Relating that his district alone faces six school closures, Miranda predicted that education will probably be his defining issue in his first term, and that he plans to tackle it head on.

Buttressing this stance is the belief that education is not only a tool of empowerment for both individuals and communities, but that it can have a mitigating impact on the violence that affects neighborhoods within his district.

There are also practical concerns with regard to school closures: Referencing truancy and dropout rates, Miranda asked, "You want to make it more difficult for young people to get to school?"

While he plans to address the matter through the allocation of state resources through the budgetary process, he plans to work with community residents to harness their feelings into action.
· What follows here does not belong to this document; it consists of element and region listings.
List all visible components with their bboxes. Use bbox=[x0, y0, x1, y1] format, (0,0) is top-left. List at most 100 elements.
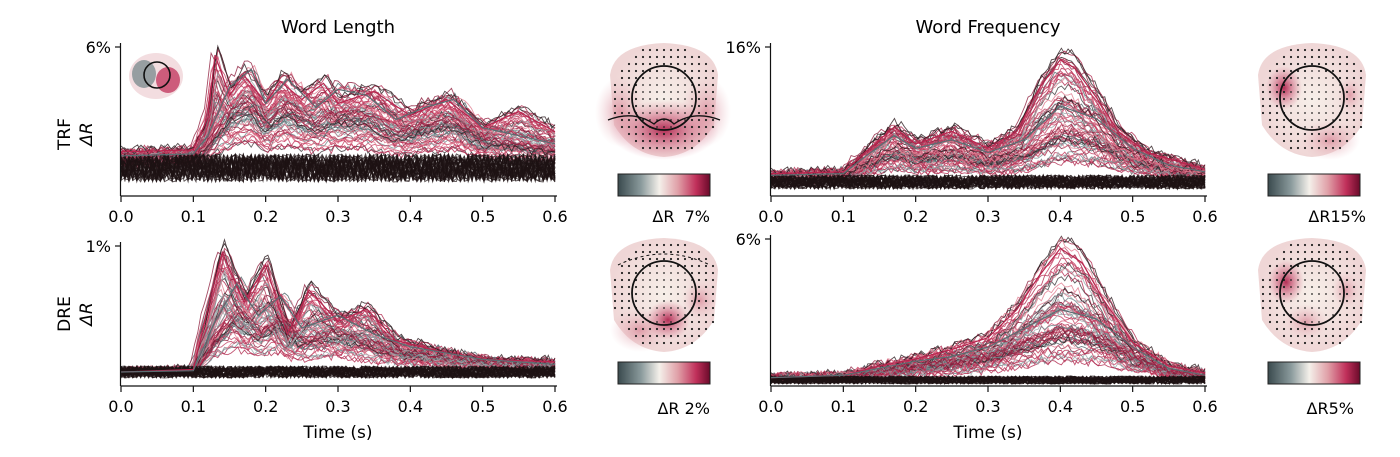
sensor-dot bbox=[670, 314, 672, 316]
sensor-dot bbox=[704, 111, 708, 115]
sensor-dot bbox=[697, 320, 701, 324]
y-tick-label: 16% bbox=[725, 38, 761, 57]
sensor-dot bbox=[1304, 126, 1306, 128]
sensor-dot bbox=[676, 139, 680, 143]
sensor-dot bbox=[1318, 70, 1320, 72]
sensor-dot bbox=[1318, 265, 1320, 267]
sensor-dot bbox=[642, 84, 644, 86]
sensor-dot bbox=[1331, 55, 1335, 59]
baseline-trace bbox=[770, 174, 1206, 190]
row-label-dre: DRE bbox=[55, 296, 75, 332]
sensor-dot bbox=[1331, 264, 1335, 268]
sensor-dot bbox=[670, 300, 672, 302]
baseline-trace bbox=[770, 375, 1206, 385]
sensor-dot bbox=[690, 264, 694, 268]
x-tick-label: 0.2 bbox=[253, 397, 278, 416]
sensor-dot bbox=[1268, 299, 1272, 303]
sensor-dot bbox=[649, 112, 651, 114]
sensor-dot bbox=[1282, 257, 1286, 261]
sensor-dot bbox=[1290, 105, 1292, 107]
sensor-dot bbox=[1282, 320, 1286, 324]
sensor-dot bbox=[1338, 146, 1342, 150]
sensor-dot bbox=[1289, 341, 1293, 345]
sensor-dot bbox=[649, 314, 651, 316]
sensor-dot bbox=[1317, 334, 1321, 338]
sensor-dot bbox=[711, 278, 715, 282]
sensor-dot bbox=[1345, 278, 1349, 282]
sensor-dot bbox=[1268, 125, 1272, 129]
sensor-dot bbox=[634, 250, 638, 254]
sensor-dot bbox=[670, 286, 672, 288]
sensor-dot bbox=[656, 300, 658, 302]
sensor-dot bbox=[711, 320, 715, 324]
sensor-dot bbox=[1324, 139, 1328, 143]
sensor-dot bbox=[670, 265, 672, 267]
sensor-dot bbox=[1310, 257, 1314, 261]
sensor-dot bbox=[684, 112, 686, 114]
topomap-word-length-dre bbox=[610, 238, 718, 352]
sensor-dot bbox=[677, 84, 679, 86]
sensor-dot bbox=[697, 55, 701, 59]
x-tick-label: 0.6 bbox=[1192, 207, 1217, 226]
sensor-dot bbox=[697, 299, 701, 303]
sensor-dot bbox=[1296, 55, 1300, 59]
sensor-dot bbox=[684, 98, 686, 100]
sensor-dot bbox=[691, 286, 693, 288]
sensor-dot bbox=[704, 62, 708, 66]
sensor-dot bbox=[1331, 139, 1335, 143]
sensor-dot bbox=[704, 313, 708, 317]
series-line-0 bbox=[770, 58, 1206, 175]
sensor-dot bbox=[1282, 264, 1286, 268]
sensor-dot bbox=[655, 146, 659, 150]
sensor-dot bbox=[677, 112, 679, 114]
x-tick-label: 0.0 bbox=[108, 207, 133, 226]
sensor-dot bbox=[1325, 286, 1327, 288]
trace-line bbox=[120, 68, 556, 158]
sensor-dot bbox=[1310, 243, 1314, 247]
sensor-dot bbox=[711, 313, 715, 317]
sensor-dot bbox=[655, 334, 659, 338]
x-tick-label: 0.1 bbox=[831, 397, 856, 416]
baseline-trace bbox=[120, 365, 556, 379]
sensor-dot bbox=[1297, 84, 1299, 86]
sensor-dot bbox=[1359, 104, 1363, 108]
sensor-dot bbox=[649, 105, 651, 107]
sensor-dot bbox=[1352, 132, 1356, 136]
sensor-dot bbox=[1296, 48, 1300, 52]
x-tick-label: 0.6 bbox=[1192, 397, 1217, 416]
colorbar-word-frequency-trf: ΔR15% bbox=[1267, 173, 1366, 226]
sensor-dot bbox=[1331, 132, 1335, 136]
sensor-dot bbox=[1275, 278, 1279, 282]
sensor-dot bbox=[1282, 299, 1286, 303]
sensor-dot bbox=[627, 285, 631, 289]
sensor-dot bbox=[627, 271, 631, 275]
sensor-dot bbox=[1282, 250, 1286, 254]
sensor-dot bbox=[683, 327, 687, 331]
sensor-dot bbox=[620, 90, 624, 94]
x-tick-label: 0.2 bbox=[903, 397, 928, 416]
x-tick-label: 0.3 bbox=[975, 397, 1000, 416]
sensor-dot bbox=[704, 320, 708, 324]
sensor-dot bbox=[1268, 118, 1272, 122]
sensor-dot bbox=[1325, 300, 1327, 302]
sensor-dot bbox=[1317, 132, 1321, 136]
sensor-dot bbox=[1261, 278, 1265, 282]
sensor-dot bbox=[1317, 55, 1321, 59]
sensor-dot bbox=[627, 257, 631, 261]
sensor-dot bbox=[1310, 62, 1314, 66]
sensor-dot bbox=[1352, 264, 1356, 268]
sensor-dot bbox=[662, 139, 666, 143]
sensor-dot bbox=[1338, 55, 1342, 59]
sensor-dot bbox=[1311, 300, 1313, 302]
sensor-dot bbox=[627, 264, 631, 268]
sensor-dot bbox=[642, 91, 644, 93]
sensor-dot bbox=[704, 271, 708, 275]
sensor-dot bbox=[1282, 285, 1286, 289]
sensor-dot bbox=[1325, 105, 1327, 107]
sensor-dot bbox=[1352, 83, 1356, 87]
sensor-dot bbox=[1339, 300, 1341, 302]
sensor-dot bbox=[1290, 112, 1292, 114]
sensor-dot bbox=[1359, 76, 1363, 80]
sensor-dot bbox=[634, 271, 638, 275]
sensor-dot bbox=[684, 119, 686, 121]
"If the community comes out to speak and fight for their school, it gives me the ability to work on their behalf," he said.

Securing district boundaries 

While community partnerships are an important ingredient in Miranda's message, the communities he serves could be dramatically altered.

At present, Miranda's district includes most of East Falls and much of North Philadelphia west of Broad St. However, under the plan adopted by the state's Legislative Reapportionment Commission in 2012, the 197th would essentially flip to the east side of Broad St., with the 194th District picking up the majority of Northwest Philadelphia.

Asked for the status of redistricting and his response, Miranda said that he has joined over a dozen other legislators opposing the plan, and that the case is currently in the hands of the state's supreme court.

Calling the process "unjust," Miranda observed that the plan, when implemented, would remove the ability of the public to hold their elected representative accountable.

"I want to ensure that the 197th is in East Falls, as it should be," he said.

And, while he tries to secure the boundaries of his district, Miranda plans to retain high visibility in the hillside neighborhood, with a district office planned to open in coming weeks at the intersection of Ridge and Midvale avenues, complementing his primary office at the intersection of 15th St. and Cecil B. Moore Ave.

"I want to start off on the right foot by being accessible and available," he said.

Learning by doing 

Within his own party, Miranda's footprint is already visible: He is on the executive board of the 22-member Pennsylvania Legislative Black Caucus, serving alongside newly minted Rep. Stephen Kinsey from Northwest Philadelphia's 201st District.

"I'm grateful that my colleagues endorsed me," said Miranda, "and put that trust in my ability to hit the ground running, and not be overwhelmed."

And while new legislators receive a few days of orientation to become familiar with their new surroundings, Miranda's more experienced colleagues agreed that the best way to learn is by doing.

With 11 swearing-in ceremonies under her belt, Rosita Youngblood (D-198) recalled that because she was ushered into office as a result of a special mid-year election, no orientation was available to her.

She was, however, the recipient of practical – and terse – advice from a wizened colleague: "Sit down and vote," Youngblood deadpanned.

Pam DeLissio, the 194th District Democrat entering her second term in office, concurred with the immediacy of this methodology.

"You have to jump in with both feet immediately," she said, suggesting that pro-activity was the path to legislative success.

With his state-issued lapel pin now in hand – it was retrieved just moments before the chief clerk's office closed for business – it remains to be seen whether the ornament will adorn Miranda's jacket two years hence.

As one legislative staffer remarked in Harrisburg on Tuesday, "Re-election starts right now."